** September 14 Update: USCIS admitted the timelines below were a mistake. Their website has been updated to reflect a more “reasonable” processing time of 5-7 months. **

How long is too long to wait for a work card? It used to be 90 days. Under former administrations, people could file for their work cards based on their pending adjustment of status application and expect a decision within three months. I remember that feeling like such a long time. Those were the days….

Work cards based on adjustment of status (category c9, for fellow immigration nerds out there), are meant to help people who are applying for green cards to be able to live their lives and be produce while they wait on a final decision of the green card application. Work cards do so much more than allow someone to work, though. Work cards are required to get a Social Security Number – and SSNs are required for all sorts of things like bank accounts and utilities. In Georgia, work cards are required to obtain or renew a driver’s license. I know it’s an overused word right now, but work cards truly are essential for anyone who wants to start their lives in the United States – and these are all people who are doing it “the right way.”

In the last few years, work card adjudication and production slowed from 90 days to 6-8 months.

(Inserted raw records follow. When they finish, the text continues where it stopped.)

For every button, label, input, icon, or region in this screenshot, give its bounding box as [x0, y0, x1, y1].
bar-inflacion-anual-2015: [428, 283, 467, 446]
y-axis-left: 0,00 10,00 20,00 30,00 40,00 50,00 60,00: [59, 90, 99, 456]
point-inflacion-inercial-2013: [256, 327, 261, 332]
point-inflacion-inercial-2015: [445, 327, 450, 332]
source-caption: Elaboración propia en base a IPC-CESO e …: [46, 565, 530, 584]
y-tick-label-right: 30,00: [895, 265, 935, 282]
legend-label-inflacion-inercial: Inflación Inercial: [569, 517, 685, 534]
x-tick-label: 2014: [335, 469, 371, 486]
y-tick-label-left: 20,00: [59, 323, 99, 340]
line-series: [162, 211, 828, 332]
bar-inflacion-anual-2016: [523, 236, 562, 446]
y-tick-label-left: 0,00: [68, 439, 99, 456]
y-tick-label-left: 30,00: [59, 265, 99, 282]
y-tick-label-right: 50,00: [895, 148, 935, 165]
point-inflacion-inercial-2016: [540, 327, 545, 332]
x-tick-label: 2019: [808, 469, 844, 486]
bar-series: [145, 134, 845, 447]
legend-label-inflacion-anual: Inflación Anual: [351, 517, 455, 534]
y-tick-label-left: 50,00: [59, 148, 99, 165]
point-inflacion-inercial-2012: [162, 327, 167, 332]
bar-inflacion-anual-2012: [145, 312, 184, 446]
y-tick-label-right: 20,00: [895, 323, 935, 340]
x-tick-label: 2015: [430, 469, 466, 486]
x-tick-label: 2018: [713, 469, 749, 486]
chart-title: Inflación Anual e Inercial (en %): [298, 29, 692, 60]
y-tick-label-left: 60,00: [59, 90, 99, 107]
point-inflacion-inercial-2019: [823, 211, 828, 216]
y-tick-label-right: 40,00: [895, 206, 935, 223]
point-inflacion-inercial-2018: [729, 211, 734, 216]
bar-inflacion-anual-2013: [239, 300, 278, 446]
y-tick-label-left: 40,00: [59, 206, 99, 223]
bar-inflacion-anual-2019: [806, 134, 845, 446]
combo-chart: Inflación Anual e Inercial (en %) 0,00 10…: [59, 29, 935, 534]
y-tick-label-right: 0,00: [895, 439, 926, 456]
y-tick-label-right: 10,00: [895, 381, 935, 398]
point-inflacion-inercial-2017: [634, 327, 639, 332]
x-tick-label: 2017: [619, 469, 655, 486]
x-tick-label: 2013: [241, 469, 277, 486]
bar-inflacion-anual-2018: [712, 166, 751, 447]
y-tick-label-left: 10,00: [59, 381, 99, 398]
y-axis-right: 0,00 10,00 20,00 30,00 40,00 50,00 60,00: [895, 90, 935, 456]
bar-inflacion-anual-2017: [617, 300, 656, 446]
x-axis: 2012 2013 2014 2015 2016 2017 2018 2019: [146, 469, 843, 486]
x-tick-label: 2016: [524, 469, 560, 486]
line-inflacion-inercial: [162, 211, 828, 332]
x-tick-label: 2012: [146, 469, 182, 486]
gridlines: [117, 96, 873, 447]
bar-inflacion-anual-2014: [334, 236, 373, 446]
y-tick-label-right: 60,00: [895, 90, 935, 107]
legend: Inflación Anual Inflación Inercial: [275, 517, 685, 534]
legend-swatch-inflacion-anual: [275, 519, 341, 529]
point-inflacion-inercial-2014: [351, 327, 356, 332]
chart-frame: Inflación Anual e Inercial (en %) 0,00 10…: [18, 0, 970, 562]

No one was happy to hear this – this meant that the immigrant was forced to sit and home, not contribute to their household, not be able to drive themselves anywhere for over half a year. In pre-COVID times, it would generally take 9-12 months to get a green card interview, so the work card was helpful, but it was really only helpful for a few short months – still, better than nothing.  Well, recently USCIS updated their website to show that it’s now taking 28.5 to 37 months to get a work card based on adjustment of status. Yes – more than two years and up to three years. Here’s a screen shot directly from the USCIS:

I’m willing to grant USCIS some grace and say that with COVID and the shutdowns earlier this year, it may be difficult to maintain a “normal” time frame. But this is beyond unacceptable. This is a way for USCIS to sabotage our legal immigration system. This is designed to disincentivize anyone from applying for a green card because their lives will be miserable while they wait. I also think this is a way for USCIS to stop the public (including lawyers) from being able to ask about cases. There is an online service tool where we can ask about specific cases, but it will only accept the inquiry if the case it outside the normal processing times. So unless your work card was filed before August 6, 2017 and you don’t have a decision, you cannot ask USCIS for help.

I also am worried about what this may mean for adjustment of status cases. Does USCIS anticipate waiting for four years or more to get a green card interview?! And what happens if USCIS ends up furloughing 75% of their staff next month? I can’t begin to imagine the delays – heck, at that point, it won’t be delays, it’ll be a pure freeze and stop to all immigration benefits.

We’ll continue filing for adjustment of status and including work card applications and hope that USCIS gets their act together. We’ll also contact our elected officials and ask them to #holdUSCISaccountable.